5/10
MISSING THE POINT
2 December 2003
Despite the fact that considerable technical skill went into the recreating of Vermeer's lighting, there is virtually no evidence of Vermeer the painter in GIRL WITH A PEARL EARRING.

Instead of exploring the work of this genius, the master is trivialized with a dull, uninspired melodramatic story. That one should spent the length of a feature film considering the superficialities of the relationship between Johannes Vermeer and his wife, his maid, and his patron is evidence to me that, despite all of our electricity, we are living in a truly dark age.

In 1977, a Dutch director, Jos Stelling, made a film, unjustly ignored, about Rembrandt. His work, REMBRANDT FECITE 1669, re-created more than the artist's lighting, he re-created the man's soul. The camera moved in accordance with the painter's sensibilities, the story moved similarly. This film was a meditation on the man's work, a true attempt to re-create the time in which he lived. Vermeer deserved but has not received the same treatment.

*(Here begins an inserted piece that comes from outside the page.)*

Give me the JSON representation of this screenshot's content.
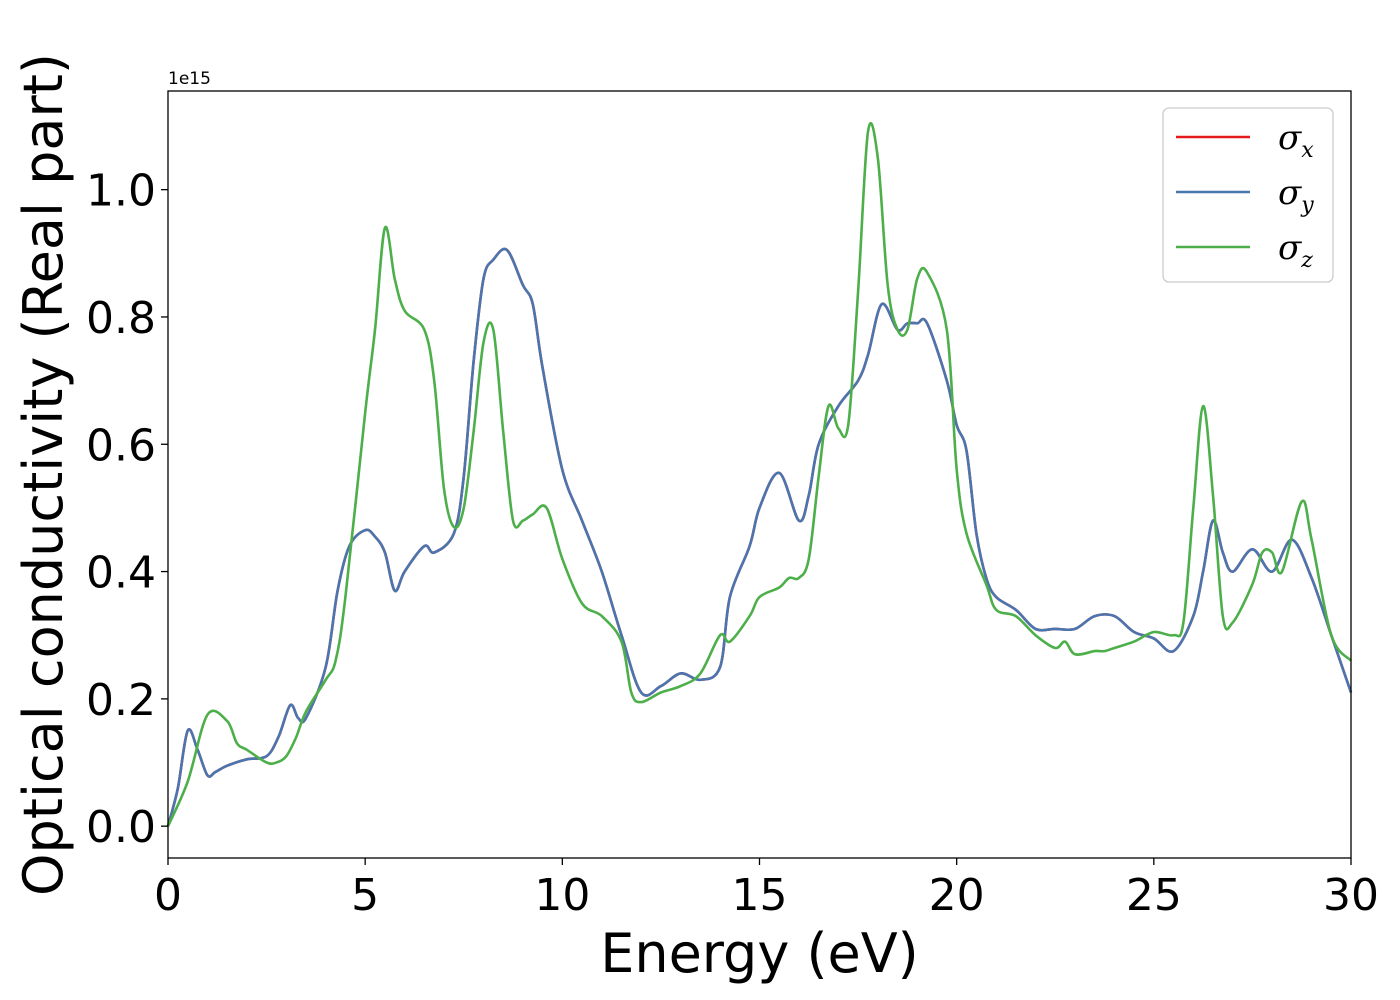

The fundamental problem with GIRL WITH A PEARL EARRING lies in its presumption that Vermeer's personal genius had something to do with the man - as a husband, a lover, a son-in-law, or whatever the hell else he was. What is missing entirely is that Vermeer had a talent and sensibility for capturing the most ineffable qualities of life - his was a gift of observation, not participation. What happened in the artist's personal dramas is completely irrelevant to the more lasting sensation of his method of observing.

It should be about how he saw things, not what actually happened.